On Sunday the 26th April 2009, we discussed what is a political film? Is there something called a political film? If so, then what kind of film it is, does it have a specific kind of topic or does it have a technique? In my view all films are political because films by nature are political. Actually to be able to address what a political film is we need to really understand what we mean by the term political. Politics is anything and everything to do with power. Films are political because they seek to change the existing power relations in the society. Films inherit this attribute from the art. Art is always political because it seeks a change in the power relations.
It may be slightly confusing for you to comprehend what this change in power relations mean? Not all films show heroes beating up villains and not in every film do we have heroines arguing their heads off with their fathers. Then what is the power change? Actually, power works through various ways that are not always visible to the common sense. Michel Foucault alerted us to this possibility of power operating through invisible and almost imperceptible ways and one of the ways it does so is by our understanding of what is right and what is wrong. Our opinions make us assume some positions in the society and this is the society’s power over us. When we learn to look at things in a different manner, we untangle ourselves from the habits that had bound us in terms of our thoughts. This is how we challenge the powers that constructed us. Hence films, because they must challenge the powers that bind us by allowing us to look into things more carefully are inherently political.
Notwithstanding the above assertion we often have cinema that reinforce our traditional thoughts and beliefs. One way in which films do this is by creating stereotypes that reinforce community and gender identities and do not allow them to emerge out of their contemporary states. In this case too the film is political because it tries to re impose the existing power structure. Defined in this way, we have nothing to specify as political cinema since every film becomes political cinema. What should we do in order to recover something as political cinema?
I do not subscribe to the view that political cinema must be something which is a genre by itself. Many times, political cinema only articulates ideologies and refers to metaphors that are already in the political public sphere.
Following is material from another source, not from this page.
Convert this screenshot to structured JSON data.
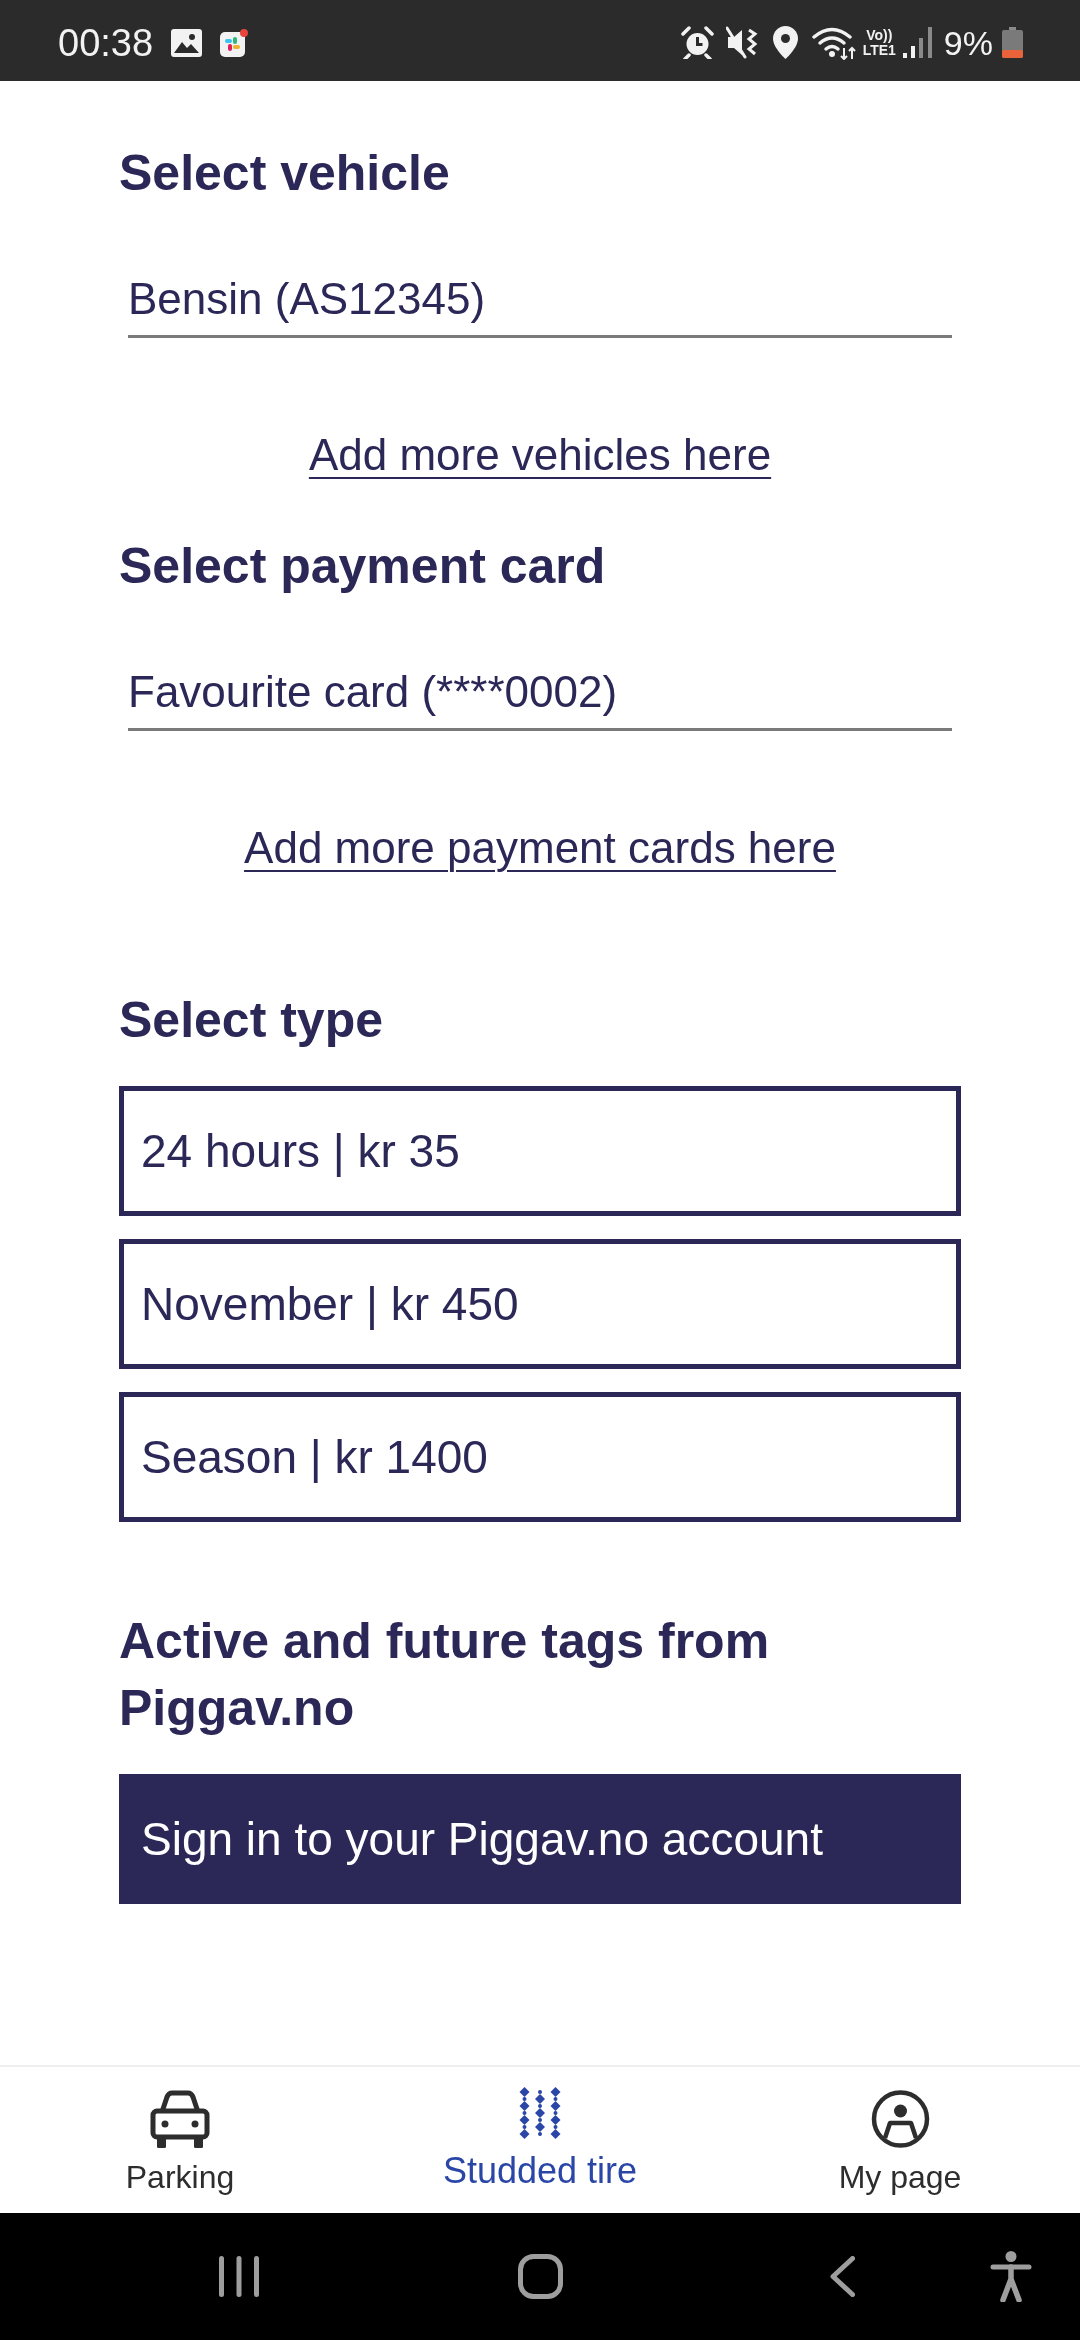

In this way they only repeat that which is already in politics and thus attempts to challenge no notion or norm. Hence such films collapse as political cinema. Compared to such films that overtly talk about the political cinema, cinema that does not do so but challenges the existing beliefs in society through its narratives are more potent as politics.
This brings us to a possibility of discriminating between the political essence of films and political films. Could we then define political cinema as that cinema which tries to influence viewer into activities that are political? Now we have said that all that changes ones attitudes is political and so how can there be any specific desire of a film maker to make cinema political? Yet, intuitively we all know that there is something which is called a political cinema. I think that some films help us to look around us and realize that we can actually change ourselves. We feel liberated as a result of this and proceed to be better organized in the world. In some cases, we feel liberated but as a result of such liberation suddenly begin to see how the world is organized around us, how it constrains us and how we can raise ourselves to changing it. When we are thus empowered not merely in being able to change ourselves, our lives but the entire world that we live in, we encounter the political cinema. The political cinema thus should discuss constraints not only around us and which we can easily overcome by moving away from them, but those constraints in our external environment and those which determine us and impinge upon us from above like the law, state, institutions and other similar things. Political cinema must enable us to see what is presently beyond us but which we can manipulate and change by engaging ourselves.